Sony, VW, P&G, J&J, Bacardi, SC Johnson, Visa, 21st Century Fox, L’Oreal, Coca Cola, BMW, BASF. What do all these companies have in common? They all have placed their media business in review, or recently completed a review. Their incumbent media agencies; the usual suspects—OMD, Zenith, UM, Mediacom, Vizeum, Carat, Starcom/MediaVest. The agencies involved in the review; the usual suspects.

Insanity is doing the same thing over and over again and expecting a different result.

I’ve heard and read that some people believe that industry change (content, integration, analytics) is driving this rash of reviews. If so, why are the same agencies that some clients are dissatisfied with all of a sudden appealing to others? Why would OMD be a good repository for Bacardi, which they recently won, when current clients J&J and Visa have put their accounts in review? Is it because what is shown in new business pitches is not what is used on a daily basis? I witnessed much of this when I was at Initiative, albeit a dozen years ago. The people who work on client business think many of the tools and sexy stuff shown in new business pitches is just that, only shown in new business pitches. It’s not practical for everyday use because the planners have too many boxes of GRP’s to fill in. They do not have the time to solve real business problems.

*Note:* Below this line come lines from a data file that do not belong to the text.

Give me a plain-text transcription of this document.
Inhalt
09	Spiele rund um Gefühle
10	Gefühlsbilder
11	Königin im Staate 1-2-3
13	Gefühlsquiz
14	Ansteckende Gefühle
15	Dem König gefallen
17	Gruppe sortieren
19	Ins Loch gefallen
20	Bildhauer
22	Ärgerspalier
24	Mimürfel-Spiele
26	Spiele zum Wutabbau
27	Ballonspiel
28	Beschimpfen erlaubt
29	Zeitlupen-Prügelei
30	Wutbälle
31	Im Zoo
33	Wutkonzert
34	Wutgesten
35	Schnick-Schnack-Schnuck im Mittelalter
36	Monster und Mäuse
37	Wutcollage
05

So what is the value proposition of these mega-media agencies? It certainly isn’t buying leverage because smaller agencies can match the big guys on media pricing—and often beat them. The big guys speak of relationships with the media companies, but the media companies are putting more and more inventory up for sale in the open market, using exchanges to eliminate the human aspect of transactions that is rife with inefficiencies.

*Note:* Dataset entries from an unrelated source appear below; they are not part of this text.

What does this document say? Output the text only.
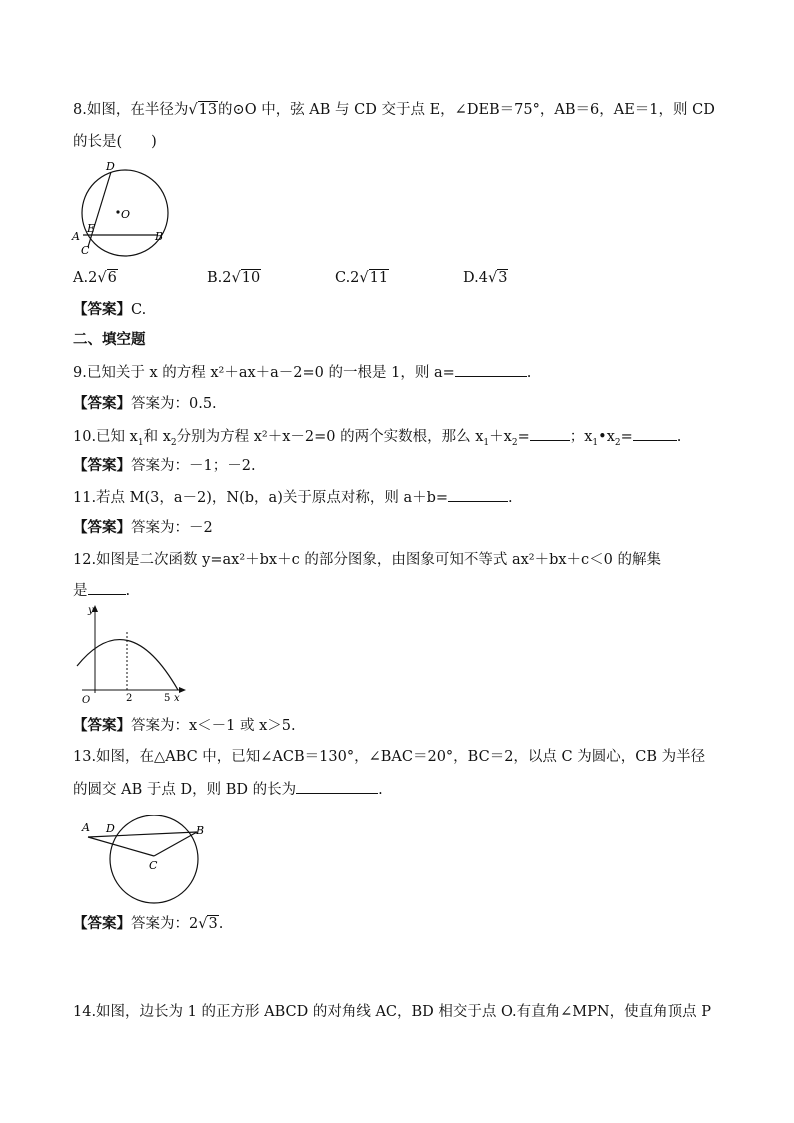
8.如图，在半径为√13的⊙O 中，弦 AB 与 CD 交于点 E，∠DEB＝75°，AB＝6，AE＝1，则 CD
的长是(　　)
D
O
A
E
B
C
A.2√6	B.2√10	C.2√11	D.4√3
【答案】C.
二、填空题
9.已知关于 x 的方程 x²＋ax＋a－2=0 的一根是 1，则 a=	.
【答案】答案为：0.5.
10.已知 $x_1$和 $x_2$分别为方程 x²＋x－2=0 的两个实数根，那么 $x_1+x_2=$	；$x_1•x_2=$	.
【答案】答案为：－1；－2.
11.若点 M(3，a－2)，N(b，a)关于原点对称，则 a＋b=	.
【答案】答案为：－2
12.如图是二次函数 y=ax²＋bx＋c 的部分图象，由图象可知不等式 ax²＋bx＋c＜0 的解集
是	.
y
O	2	5 x
【答案】答案为：x＜－1 或 x＞5.
13.如图，在△ABC 中，已知∠ACB＝130°，∠BAC＝20°，BC＝2，以点 C 为圆心，CB 为半径
的圆交 AB 于点 D，则 BD 的长为	.
A D	B
C
【答案】答案为：2√3.
14.如图，边长为 1 的正方形 ABCD 的对角线 AC，BD 相交于点 O.有直角∠MPN，使直角顶点 P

Others suggest that the reviews are procurement driven, which explains why only the usual list of invitees are participating. These big agencies hate losing business and they’ll promise everything to win. They have a beast to feed to perpetuate their own myth and they believe their own BS.

You don’t have to. If you want the same-old solutions join in the Mad Hatter’s Tea Party. If you want real change you really have to want to change.